TÜRKİYE’DE CARİ İŞLEMLER AÇIĞININ GELİŞİM SÜRECİ

3.1. 1980’li Yıllarda Türkiye’de Cari İşlemler Açığı

Adam Smith ve Karl Marx gibi klasik iktisatçılar sermayenin, piyasa ekonomisini harekete geçiren motor olduğuna inanıyorlardı. Sermayenin ekonomik bütünün aslî unsuru – yani mümtaz üretim faktörü – olduğu düşünülüyordu (De Soto, 2005:24). Bu nedenle 1980’den itibaren benimsediği dışa açık birikim modeli ile yapısal bir değişim ve dönüşüm sürecine giren Türkiye’de, temel olarak devletin ekonomik faaliyetler içerisindeki etkinliğinin azaltılması ve piyasa ekonomisinin güçlendirilmesi hedeflenmiştir (Karaçor, Mucuk, 2010:96). 1980/1985-1988 dönemi bütünüyle neoliberal iktisat politikası araçlarının Türk ekonomisinin içine yerleştirilmeye çalışıldığı dönemdir. 1985 yılı ortalarında sürekli stand-by uygulamaları döneminin sonundan itibaren, 1984-1988 arasında da Dünya Bankası’nın Yapısal Uyum Kredileri uygulamasının denetimi ile yönlendirme sürmüştür (Ekzen, 2009:107).

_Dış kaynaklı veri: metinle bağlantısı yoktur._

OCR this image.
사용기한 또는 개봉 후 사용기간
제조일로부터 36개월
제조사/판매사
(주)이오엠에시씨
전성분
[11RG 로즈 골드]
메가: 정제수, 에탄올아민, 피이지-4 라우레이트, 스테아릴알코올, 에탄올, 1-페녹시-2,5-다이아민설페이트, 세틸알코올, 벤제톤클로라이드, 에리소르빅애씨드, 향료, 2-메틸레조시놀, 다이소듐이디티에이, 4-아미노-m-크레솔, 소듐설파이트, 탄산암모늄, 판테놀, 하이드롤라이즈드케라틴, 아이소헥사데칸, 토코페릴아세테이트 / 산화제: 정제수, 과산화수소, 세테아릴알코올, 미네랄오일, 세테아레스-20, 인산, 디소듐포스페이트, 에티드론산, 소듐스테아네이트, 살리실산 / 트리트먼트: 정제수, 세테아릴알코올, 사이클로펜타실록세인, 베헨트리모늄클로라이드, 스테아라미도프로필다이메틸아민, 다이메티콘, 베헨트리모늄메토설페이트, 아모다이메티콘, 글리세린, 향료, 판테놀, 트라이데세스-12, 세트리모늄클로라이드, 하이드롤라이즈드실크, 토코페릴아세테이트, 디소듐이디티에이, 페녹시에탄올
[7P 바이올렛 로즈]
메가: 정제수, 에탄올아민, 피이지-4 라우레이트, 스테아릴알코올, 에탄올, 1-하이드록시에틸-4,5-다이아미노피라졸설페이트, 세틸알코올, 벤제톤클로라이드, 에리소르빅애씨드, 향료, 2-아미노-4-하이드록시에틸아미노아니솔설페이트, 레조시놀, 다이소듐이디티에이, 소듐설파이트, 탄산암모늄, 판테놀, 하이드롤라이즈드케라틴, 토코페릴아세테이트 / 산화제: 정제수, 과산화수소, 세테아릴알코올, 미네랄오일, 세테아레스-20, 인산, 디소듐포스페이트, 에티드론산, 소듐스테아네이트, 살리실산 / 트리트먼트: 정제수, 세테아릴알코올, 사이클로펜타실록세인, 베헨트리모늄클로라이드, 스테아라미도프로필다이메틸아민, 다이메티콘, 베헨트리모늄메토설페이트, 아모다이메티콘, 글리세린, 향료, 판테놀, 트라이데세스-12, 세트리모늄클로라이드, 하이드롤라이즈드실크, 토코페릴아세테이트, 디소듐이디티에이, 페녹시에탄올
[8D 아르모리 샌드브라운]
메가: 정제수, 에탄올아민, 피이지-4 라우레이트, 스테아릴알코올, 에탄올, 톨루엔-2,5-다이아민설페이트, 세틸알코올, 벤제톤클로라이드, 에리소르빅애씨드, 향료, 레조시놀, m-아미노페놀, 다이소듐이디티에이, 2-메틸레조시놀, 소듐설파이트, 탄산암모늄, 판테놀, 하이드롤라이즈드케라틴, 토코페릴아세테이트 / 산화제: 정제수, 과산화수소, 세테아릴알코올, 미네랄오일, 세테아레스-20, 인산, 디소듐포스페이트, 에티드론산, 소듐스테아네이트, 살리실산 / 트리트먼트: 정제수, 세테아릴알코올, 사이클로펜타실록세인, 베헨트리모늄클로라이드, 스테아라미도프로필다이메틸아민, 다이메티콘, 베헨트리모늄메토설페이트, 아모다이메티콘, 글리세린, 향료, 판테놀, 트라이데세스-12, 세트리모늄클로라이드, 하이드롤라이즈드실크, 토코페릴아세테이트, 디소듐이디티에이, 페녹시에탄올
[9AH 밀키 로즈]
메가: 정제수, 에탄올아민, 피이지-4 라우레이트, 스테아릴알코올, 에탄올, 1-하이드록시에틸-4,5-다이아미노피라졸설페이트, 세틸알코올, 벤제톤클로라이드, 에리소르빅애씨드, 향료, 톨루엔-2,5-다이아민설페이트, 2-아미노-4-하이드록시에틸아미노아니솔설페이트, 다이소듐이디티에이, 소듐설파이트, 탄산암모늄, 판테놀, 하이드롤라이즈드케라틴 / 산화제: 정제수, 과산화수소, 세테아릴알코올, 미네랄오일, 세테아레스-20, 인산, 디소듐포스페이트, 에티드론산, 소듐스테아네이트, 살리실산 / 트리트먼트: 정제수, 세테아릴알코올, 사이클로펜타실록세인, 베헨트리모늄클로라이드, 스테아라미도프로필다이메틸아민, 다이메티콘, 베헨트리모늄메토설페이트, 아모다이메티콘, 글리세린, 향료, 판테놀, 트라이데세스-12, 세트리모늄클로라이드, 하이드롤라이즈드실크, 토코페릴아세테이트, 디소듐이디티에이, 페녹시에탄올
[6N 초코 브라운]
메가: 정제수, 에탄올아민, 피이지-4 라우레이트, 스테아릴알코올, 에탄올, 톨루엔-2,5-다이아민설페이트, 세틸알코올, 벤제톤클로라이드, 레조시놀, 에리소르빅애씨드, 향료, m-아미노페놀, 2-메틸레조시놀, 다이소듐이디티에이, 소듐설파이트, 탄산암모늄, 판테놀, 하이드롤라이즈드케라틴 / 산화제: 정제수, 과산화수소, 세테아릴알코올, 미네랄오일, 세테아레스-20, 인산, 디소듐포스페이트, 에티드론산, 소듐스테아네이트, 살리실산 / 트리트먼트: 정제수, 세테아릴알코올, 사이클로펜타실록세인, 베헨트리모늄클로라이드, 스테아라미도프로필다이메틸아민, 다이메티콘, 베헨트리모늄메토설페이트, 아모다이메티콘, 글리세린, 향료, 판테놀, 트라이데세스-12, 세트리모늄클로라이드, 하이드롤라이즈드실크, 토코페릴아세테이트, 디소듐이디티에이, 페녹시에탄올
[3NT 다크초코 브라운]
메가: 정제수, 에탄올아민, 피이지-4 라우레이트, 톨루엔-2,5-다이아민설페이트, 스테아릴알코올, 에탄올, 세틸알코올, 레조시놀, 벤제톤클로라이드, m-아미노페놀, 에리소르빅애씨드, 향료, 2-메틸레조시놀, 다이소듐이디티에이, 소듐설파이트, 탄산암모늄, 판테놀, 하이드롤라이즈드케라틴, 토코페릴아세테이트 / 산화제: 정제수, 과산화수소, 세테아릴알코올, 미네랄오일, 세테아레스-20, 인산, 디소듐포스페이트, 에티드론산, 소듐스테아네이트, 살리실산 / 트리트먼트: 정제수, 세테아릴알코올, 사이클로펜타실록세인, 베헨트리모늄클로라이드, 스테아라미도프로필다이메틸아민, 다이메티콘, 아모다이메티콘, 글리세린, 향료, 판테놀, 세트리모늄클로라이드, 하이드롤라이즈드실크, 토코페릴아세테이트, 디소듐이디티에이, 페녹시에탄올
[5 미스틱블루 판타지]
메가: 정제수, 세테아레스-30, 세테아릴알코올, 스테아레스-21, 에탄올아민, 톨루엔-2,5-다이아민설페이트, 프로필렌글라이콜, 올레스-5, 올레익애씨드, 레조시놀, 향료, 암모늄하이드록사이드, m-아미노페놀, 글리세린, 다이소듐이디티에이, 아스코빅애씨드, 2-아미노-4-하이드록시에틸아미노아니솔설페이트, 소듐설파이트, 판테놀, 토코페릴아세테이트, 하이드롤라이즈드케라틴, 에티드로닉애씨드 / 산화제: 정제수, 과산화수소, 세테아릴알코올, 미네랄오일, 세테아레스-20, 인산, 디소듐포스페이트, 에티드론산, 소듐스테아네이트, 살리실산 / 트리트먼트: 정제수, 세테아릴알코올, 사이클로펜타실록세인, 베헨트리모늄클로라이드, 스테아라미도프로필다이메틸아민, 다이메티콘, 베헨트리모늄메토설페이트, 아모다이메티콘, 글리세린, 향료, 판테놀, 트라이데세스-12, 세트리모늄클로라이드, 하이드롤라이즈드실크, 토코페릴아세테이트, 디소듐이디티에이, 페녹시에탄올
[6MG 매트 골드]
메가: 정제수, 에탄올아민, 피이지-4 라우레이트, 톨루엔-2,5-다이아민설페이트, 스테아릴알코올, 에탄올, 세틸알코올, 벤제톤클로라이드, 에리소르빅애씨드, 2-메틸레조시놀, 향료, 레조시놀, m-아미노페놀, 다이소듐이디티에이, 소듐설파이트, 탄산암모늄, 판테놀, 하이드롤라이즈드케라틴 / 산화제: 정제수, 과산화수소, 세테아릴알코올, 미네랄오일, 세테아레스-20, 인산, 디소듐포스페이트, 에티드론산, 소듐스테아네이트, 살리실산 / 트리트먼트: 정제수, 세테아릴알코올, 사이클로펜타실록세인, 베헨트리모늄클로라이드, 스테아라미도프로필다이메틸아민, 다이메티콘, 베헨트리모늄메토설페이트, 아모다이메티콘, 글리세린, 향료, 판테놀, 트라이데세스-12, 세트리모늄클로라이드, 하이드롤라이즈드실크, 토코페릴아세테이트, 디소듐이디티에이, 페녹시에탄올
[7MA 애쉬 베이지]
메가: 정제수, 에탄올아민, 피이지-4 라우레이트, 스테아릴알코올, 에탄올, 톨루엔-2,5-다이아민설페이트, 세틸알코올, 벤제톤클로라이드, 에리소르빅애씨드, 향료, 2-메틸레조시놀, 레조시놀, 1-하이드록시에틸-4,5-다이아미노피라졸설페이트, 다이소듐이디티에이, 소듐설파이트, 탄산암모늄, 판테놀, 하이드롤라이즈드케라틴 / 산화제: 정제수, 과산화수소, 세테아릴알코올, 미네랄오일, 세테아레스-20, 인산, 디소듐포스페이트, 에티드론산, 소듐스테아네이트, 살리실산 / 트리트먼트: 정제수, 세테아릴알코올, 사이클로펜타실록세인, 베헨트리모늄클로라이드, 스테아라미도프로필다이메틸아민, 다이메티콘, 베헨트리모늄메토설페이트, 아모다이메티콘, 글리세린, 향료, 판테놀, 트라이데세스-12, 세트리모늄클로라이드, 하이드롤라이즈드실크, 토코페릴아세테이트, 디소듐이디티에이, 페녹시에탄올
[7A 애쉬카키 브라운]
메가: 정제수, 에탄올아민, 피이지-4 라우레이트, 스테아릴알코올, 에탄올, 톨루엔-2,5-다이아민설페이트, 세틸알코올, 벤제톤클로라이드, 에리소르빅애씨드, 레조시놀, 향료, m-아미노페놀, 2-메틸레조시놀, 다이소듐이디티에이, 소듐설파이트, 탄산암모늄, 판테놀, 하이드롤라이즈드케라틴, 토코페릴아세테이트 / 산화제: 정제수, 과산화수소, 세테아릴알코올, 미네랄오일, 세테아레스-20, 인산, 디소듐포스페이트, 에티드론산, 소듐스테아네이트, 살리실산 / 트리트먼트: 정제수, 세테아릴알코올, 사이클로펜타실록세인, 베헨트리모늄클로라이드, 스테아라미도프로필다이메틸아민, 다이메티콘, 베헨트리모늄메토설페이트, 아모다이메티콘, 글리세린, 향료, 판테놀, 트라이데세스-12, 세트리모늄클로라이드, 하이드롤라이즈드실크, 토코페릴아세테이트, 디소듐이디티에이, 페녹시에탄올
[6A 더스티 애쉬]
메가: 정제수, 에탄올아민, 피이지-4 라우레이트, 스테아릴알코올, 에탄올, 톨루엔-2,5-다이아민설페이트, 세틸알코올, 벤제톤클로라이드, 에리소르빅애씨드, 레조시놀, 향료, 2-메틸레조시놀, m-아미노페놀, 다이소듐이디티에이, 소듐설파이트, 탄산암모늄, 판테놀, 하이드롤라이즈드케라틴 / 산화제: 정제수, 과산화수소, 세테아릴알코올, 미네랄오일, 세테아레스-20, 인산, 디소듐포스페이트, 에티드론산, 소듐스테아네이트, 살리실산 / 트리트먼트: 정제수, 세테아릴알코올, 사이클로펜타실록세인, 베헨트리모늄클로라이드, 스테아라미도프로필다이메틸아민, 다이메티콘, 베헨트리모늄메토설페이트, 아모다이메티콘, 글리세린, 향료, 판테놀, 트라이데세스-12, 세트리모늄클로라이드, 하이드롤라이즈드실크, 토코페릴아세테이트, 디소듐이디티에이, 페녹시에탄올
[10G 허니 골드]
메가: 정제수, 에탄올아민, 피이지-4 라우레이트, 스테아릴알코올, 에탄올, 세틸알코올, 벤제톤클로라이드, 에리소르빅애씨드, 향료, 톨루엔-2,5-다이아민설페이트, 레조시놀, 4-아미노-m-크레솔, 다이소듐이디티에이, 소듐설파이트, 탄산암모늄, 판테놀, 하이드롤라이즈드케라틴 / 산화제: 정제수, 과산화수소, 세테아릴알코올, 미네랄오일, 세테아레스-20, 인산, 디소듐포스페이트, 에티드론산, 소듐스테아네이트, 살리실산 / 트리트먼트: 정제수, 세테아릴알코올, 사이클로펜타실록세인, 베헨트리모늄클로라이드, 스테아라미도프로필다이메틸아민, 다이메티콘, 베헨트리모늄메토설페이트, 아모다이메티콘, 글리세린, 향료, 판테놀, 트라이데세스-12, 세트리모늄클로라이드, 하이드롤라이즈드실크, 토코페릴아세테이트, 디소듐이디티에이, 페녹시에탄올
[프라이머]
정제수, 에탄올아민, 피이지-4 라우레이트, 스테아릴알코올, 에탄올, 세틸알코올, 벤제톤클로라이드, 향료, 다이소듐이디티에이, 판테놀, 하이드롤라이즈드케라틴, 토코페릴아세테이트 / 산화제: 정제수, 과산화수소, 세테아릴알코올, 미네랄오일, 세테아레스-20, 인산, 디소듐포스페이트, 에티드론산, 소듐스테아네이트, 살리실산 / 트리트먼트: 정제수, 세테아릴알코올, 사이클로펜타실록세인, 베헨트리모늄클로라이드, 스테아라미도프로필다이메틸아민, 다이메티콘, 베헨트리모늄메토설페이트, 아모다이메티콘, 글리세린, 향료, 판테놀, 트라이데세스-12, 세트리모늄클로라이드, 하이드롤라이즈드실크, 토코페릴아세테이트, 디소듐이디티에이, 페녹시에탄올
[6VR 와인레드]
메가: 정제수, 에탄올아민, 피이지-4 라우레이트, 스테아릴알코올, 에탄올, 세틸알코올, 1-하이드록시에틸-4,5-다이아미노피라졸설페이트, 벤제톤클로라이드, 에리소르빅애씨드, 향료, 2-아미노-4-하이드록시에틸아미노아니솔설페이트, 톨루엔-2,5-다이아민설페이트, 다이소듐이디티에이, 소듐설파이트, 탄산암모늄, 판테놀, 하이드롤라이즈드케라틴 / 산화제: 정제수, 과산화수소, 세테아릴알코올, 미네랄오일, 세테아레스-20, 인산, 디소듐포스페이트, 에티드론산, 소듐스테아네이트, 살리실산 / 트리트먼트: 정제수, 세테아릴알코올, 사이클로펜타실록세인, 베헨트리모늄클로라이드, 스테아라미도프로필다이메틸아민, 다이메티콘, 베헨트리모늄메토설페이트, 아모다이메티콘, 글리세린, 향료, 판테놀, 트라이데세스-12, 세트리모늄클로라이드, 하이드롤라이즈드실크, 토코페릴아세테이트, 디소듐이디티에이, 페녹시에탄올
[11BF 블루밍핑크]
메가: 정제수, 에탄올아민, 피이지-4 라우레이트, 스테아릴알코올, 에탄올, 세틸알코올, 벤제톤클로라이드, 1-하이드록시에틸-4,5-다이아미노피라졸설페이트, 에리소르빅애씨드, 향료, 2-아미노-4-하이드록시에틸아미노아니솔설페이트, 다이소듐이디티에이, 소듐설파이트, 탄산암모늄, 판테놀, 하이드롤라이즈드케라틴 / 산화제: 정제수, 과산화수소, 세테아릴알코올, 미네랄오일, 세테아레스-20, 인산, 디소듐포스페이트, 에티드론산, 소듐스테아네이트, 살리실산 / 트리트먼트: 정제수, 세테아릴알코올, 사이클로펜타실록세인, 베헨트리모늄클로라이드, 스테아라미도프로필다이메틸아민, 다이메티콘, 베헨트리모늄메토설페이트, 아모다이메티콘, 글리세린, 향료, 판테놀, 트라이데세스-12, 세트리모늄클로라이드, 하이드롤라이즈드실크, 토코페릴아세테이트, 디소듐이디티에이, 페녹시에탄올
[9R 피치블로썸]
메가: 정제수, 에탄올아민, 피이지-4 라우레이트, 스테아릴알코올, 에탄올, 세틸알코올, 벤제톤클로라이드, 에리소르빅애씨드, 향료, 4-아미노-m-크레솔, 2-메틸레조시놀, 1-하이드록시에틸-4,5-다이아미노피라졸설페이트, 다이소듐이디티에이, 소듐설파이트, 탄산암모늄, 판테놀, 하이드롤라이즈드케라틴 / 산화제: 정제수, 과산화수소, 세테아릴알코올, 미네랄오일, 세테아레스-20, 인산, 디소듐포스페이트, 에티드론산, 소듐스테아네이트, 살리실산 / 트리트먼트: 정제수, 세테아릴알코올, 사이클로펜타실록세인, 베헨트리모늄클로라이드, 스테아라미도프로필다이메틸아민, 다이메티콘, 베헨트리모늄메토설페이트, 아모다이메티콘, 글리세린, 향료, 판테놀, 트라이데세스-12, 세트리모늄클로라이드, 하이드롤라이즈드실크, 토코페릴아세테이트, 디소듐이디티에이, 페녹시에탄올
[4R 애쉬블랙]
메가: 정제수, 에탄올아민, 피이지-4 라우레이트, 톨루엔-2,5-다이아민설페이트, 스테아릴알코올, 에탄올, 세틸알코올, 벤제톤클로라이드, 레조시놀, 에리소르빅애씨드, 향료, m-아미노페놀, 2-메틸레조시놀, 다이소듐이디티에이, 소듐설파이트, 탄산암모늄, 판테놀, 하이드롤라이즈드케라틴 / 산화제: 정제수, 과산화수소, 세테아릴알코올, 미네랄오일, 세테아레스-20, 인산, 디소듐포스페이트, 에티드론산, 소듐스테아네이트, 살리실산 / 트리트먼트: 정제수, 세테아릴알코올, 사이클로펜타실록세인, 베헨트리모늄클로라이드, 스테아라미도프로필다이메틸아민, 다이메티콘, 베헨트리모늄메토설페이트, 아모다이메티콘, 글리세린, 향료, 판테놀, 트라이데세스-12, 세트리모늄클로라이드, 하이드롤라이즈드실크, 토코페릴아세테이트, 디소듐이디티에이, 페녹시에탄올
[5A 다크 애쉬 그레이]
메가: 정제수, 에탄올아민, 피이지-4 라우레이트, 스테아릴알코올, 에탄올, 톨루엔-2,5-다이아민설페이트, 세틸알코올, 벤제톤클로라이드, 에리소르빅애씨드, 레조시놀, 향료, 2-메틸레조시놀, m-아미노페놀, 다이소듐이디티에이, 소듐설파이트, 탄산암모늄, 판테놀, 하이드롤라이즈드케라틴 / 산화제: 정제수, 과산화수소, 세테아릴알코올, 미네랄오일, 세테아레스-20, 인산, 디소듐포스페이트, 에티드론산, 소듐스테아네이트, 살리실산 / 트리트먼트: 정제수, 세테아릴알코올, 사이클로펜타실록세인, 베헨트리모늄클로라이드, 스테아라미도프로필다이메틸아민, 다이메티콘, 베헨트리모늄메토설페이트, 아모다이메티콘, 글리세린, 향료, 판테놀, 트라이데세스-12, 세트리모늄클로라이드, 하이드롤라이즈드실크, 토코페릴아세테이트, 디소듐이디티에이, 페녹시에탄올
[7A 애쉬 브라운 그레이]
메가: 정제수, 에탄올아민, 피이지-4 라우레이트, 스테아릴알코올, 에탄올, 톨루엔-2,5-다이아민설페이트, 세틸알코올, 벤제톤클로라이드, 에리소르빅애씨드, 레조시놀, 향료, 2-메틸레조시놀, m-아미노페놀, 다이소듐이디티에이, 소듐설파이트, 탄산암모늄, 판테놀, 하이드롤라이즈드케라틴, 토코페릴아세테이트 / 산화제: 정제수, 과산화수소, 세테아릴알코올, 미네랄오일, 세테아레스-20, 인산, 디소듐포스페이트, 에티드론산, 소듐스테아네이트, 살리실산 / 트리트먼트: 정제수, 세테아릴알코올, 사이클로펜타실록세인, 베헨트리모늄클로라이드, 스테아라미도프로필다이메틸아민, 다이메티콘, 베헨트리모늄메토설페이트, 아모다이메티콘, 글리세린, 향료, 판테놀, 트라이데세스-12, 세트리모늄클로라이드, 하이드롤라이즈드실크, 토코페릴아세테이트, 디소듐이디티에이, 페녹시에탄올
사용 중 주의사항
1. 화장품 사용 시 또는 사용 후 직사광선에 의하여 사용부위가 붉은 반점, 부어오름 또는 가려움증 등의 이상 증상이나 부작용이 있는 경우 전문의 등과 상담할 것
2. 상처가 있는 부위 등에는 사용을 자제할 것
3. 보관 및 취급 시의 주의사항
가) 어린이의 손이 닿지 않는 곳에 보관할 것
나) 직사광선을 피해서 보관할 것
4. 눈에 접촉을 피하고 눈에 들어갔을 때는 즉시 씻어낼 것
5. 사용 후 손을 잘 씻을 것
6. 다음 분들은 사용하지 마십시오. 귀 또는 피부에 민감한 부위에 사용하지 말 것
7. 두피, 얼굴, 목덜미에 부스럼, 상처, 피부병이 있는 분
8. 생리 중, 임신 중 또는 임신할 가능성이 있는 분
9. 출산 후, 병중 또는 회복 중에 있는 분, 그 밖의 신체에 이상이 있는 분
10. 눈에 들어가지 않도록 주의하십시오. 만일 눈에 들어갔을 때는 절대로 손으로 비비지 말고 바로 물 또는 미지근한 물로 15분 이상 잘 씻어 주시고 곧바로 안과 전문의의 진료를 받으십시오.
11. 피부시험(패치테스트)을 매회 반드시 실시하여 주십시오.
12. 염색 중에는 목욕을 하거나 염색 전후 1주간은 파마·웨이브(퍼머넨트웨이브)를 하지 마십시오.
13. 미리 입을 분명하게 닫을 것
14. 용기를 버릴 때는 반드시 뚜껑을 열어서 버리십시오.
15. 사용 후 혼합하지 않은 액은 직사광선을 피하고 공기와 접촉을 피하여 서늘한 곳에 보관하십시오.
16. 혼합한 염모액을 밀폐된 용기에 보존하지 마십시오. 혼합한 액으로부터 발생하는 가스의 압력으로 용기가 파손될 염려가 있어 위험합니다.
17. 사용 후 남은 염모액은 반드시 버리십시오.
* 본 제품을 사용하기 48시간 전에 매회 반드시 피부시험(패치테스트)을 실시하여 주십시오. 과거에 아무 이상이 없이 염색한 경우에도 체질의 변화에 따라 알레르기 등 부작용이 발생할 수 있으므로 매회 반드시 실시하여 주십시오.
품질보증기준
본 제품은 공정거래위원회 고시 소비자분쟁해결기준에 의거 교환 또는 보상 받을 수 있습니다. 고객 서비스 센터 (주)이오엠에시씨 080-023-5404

Bir ekonominin dışa açılmışlık derecesini ölçmek için kullanılan ölçülerin başında ülke ihracatının ya da “dış ticaret hacmi” başlığı altında ihracat ve ithalat değerleri toplamının milli gelir içindeki payı gelir (Töre, 1992:199). 1980 sonrasına baktığımızda ihracatın milli gelirdeki oranının kısa sürede %4’den %14’e çıkmasının nedeni; bu yıllarda yapılan devalüasyonlarla Türk Lirası’nn yabancı paralar karşısındaki değeri yarısına indirilmiş, ihracata inanılmaz özendirmeler verilmiş, petrol fiyatlarındaki inanılmaz yükselişler Orta Doğu Ülkeleri’ni bizim ihracatımız için müşteri yapmış, ithalatı ikame döneminde yapılan sanayi yatırımları ihracatın artmasına olanak vermiş v.b nedenlerle ihracat zıplamıştı (Hatipoğlu, 2008:103).

1980-1989 döneminde ihracat ve ithalat değerlerinde oldukça hızlı gelişmelerin gerçekleştiği inkâr edilemez. 1980 yılında 2,9 milyar dolar civarında olan ihracat, 1989 yılında 11,6 milyar dolara erişmiştir. Aynı dönemde ithalat değeri 7,9 milyar dolardan 15,7 milyar dolar düzeyine ulaşmıştır. Dönemin ilk yıllarında dış ticaret açığı 1980 yılında 5 milyar dolar düzeyinden 1988’de 2,7 milyar dolar

düzeyine gerilemiştir. İhracatın ithalatı karşılama oranı %37’den (1980) %81’e (1988) ulaşmıştır (Şahin, 2002:369).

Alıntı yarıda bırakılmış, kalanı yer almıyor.